Saturday, November 17, 2012

OVERCOMING UNBELIEF

When he rose from prayer and went back to the disciples,

he found them asleep, exhausted from sorrow.

Luke 22:45

 

“Exhausted from sorrow,” the disciples slept through a time when Jesus needed them the most.  He had warned them, saying “Pray that you will not fall into temptation” (Luke 22:40), then withdrew from them to pray by himself.  Jesus did not ask the disciples to pray for him because of the looming destruction of his body or because he needed strength to endure.  His request was for them to pray that they would not fall into temptation. 

The Gospels of Matthew and Mark reveal that Jesus went away and returned three times to find the men sleeping.  In response he said, “The spirit indeed is willing, but the flesh is weak” (Matthew 26:41).  The Bible passage stating that the disciples were “exhausted from sorrow” and Jesus’ comment that their spirit was willing but their bodies weak give the impression that the disciples may have been grappling with anticipatory grief regarding his pending death.  But what form of temptation did he want them to resist through prayer?  He feared they would fall into unbelief, where hopelessness is found and vision is lost.

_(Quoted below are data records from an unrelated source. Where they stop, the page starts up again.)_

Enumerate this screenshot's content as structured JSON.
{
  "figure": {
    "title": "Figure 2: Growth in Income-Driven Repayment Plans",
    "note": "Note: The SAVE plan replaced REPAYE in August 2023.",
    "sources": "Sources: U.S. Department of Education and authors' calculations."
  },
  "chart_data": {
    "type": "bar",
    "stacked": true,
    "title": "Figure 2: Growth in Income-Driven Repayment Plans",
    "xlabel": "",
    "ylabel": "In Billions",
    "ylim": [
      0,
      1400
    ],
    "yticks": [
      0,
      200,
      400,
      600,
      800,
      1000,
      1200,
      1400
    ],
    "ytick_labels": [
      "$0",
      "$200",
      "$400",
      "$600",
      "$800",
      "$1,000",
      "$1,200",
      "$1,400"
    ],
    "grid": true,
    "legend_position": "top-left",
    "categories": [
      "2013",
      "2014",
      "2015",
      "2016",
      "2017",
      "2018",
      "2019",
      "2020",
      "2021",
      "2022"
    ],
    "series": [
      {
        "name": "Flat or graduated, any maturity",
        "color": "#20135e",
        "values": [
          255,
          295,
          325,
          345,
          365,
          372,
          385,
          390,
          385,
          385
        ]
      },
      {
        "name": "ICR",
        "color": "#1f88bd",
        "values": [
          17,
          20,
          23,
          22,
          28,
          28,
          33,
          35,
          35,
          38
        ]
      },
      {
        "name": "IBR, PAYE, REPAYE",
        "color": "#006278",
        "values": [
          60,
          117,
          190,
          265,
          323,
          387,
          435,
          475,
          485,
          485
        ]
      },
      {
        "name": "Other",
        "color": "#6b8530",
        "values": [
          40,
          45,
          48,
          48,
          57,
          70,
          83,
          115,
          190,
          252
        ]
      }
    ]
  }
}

In the fall of 1998, I had the pleasure of meeting and developing a friendship with Joni Eareckson-Tada.  At that time, Joni had been in a wheelchair for over thirty one years.  She became a quadriplegic in 1967 from a diving accident.    I was a prison Chaplain, and Joni and her staff worked with our people to form a program to restore wheelchairs for those who were physically disabled.  

During a conversation over lunch Joni and I discussed her diving accident and she shared with me that initially she felt hopeless.   Filled with anger towards God, she was consumed by a ‘why me’ attitude.   But this led her nowhere.  Confined to her bed, she became suicidal and ineffective for Christ.   She lost her vision and bathed in unbelief as she couldn’t grasp how God could ever use her or her life for His purposes.  Eventually she submitted to God’s plan for her life by believing in faith what Gods Word says about her in His Word, and in the years since, He has used her disability for His glory, helping literally thousands of people.  Joni has been more successful in Christ without the use of her legs than most that have total use of their body.            When it comes to unbelief, Smith Wigglesworth says it best:

God wants to sweep all unbelief from your heart.  He wants you to dare to believe His Word. It is the Word of the Spirit.  If you allow anything to come between you and the Word, it will poison your whole system, and you will have no hope.  One bit of unbelief against the Word is poison.  It is like the Devil putting a spear into you.  The Word of Life is the breath of heaven, the life-giving power by which your very self is changed.  By it, you begin to bear the image of the heavenly one.

Once again, if we do not have hope it’s because we have no vision.  Without vision, men perish.  Our vision must be God’s vision.  His vision for us is described in His Word, so we must learn His Word, stand on it, and apply it to our lives. 

‘Faith is the substance of things hoped for, the evidence of things not seen!”  (Hebrews 11:1).   Things hoped for and not seen are visions for the future.  The invisible is more real and tangible than the visible.  Faith is the foundation of all things in Christ, including transformation.   We should not let life’s circumstances shipwreck our faith.  We can trust, we can believe and we can walk in faith.  We should ask the Lord right now to increase our faith, remembering that faith comes by hearing, and hearing by the Word of God (Romans 10:17). 

                As I close, look at where in your heart you carry unbelief about who God is and what He’s promised for us in His Word.  Follow this with confession in prayer and asking God to heal your unbelief.  In Mark 9, a father who lacked faith that Jesus could heal his son asked Jesus to help him overcome his unbelief (v. 24), and Jesus told him, “Everything is possible for him who believes.”